Pembimas Agama Buddha Sumut: Saya Apresiasi Perayaan Festival Mooncake Walubi Sumut

Pembimas Agama Buddha Sumut: Saya Apresiasi Perayaan Festival Mooncake Walubi Sumut
Pembimas Agama Buddha Sumut, Budi Sulistiyo, S.Ag. M.Pd. B., MH., (Analisadaily/istimewa)

Analisadaily.com, Medan - Dalam Agama Buddha dikenal upaya Kausalya, artinya pengajaran agama Buddha tidak hanya disampaikan lewat satu bahasa atau budaya saja, tapi menyesuaikan dengan budaya-budaya masyarakat setempat yang memiliki nilai kearifan lokal. Karena umat Buddha di Medan umumnya etnis Tionghoa, maka kegiatan budaya seperti Perayaan Kue Bulan atau Mooncake Festival yang diadakan Perwakilan Umat Buddha Indonesia (Walubi) Sumut pada Minggu 4 September lalu sangat diapresiasi oleh Pembimas Agama Buddha Sumut, Budi Sulistiyo, S.Ag. M.Pd. B., MH.

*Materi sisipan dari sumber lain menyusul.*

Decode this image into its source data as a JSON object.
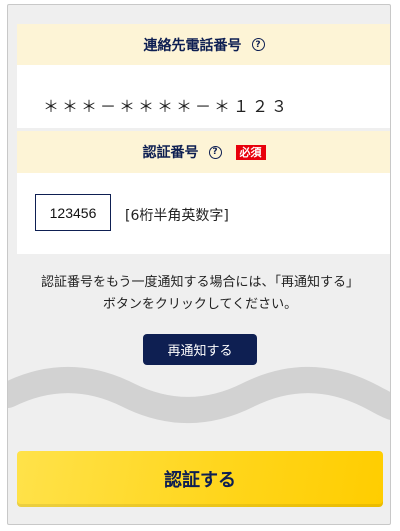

“Sebuah niat baik yang dilakukan lewat pikiran, ucapan dan perbuatan baik, apa pun bentuknya diharapkan ke depan hasilnya baik juga. Seperti kita menanam karma atau sistem tabur tuai,“ ujar Budi Sulistiyo saat dihubungi per telepon di Medan, Rabu (14/9).

Menurut Budi Sulistiyo, meski perayaan kue bulan merupakan bentuk kebudayaan etnis Tionghoa, namun kegiatan budaya tahunan itu memiliki nilai kearifan lokal. Dalam perayaan kue bulan ada nilai pengharapan atau semacam doa supaya tahun depan, khususnya bagi orang yang merayakan, mereka memiliki semangat yang cerah, usaha yang lancar dan rezeki berlimpah.

Hadirkan Iklim Kesejukan dan Harmoni

“Bagi saya, pengharapan itu semacam doa dan tekad, maka jika dikaitkan dengan ajaran Buddha itu sangat relevan, “ katanya. Apalagi sebagian besar etnis Tionghoa Medan umumnya memang berkutat dalam bidang bisnis. Maka jika dalam perayaan kue bulan, juga diiringi doa yang baik sesuai ajaran Buddha, ia optimis hasilnya juga akan baik.

Disisi lain Budi juga melihat bahwa secara langsung atau tidak, perayaan kue bulan yang dibuat Walubi Sumut juga telah ikut menghadirkan iklim kesejukan dan harmoni, khususnya di internal umat Buddha sendiri. Mereka berkumpul, bertegur sapa sembari bersenang dalam koridor kesantunan. Di sisi lain juga kehadiran tamu undangan dari etnis lain yang menganut agama dan budaya berbeda, juga telah ikut menciptakan iklim kerukunan antar umat beragama.

Ajarkan Kebaikan

Soal adanya beragam mazhab dalam agama Buddha, menurut Budi itu terjadi karena Sang Buddha sendiri mengajar kepada murid dan umat dengan cara-cara berbeda sesuai karakter mereka.

“Tapi intinya ajaran setiap mazhab tidak mengajarkan umat untuk berbuat jahat, tapi mengajar untuk berbuat baik, menyucikan hati dan pikiran. Perbedaan itu menjadi khasanah untuk saling melengkapi,“ katanya.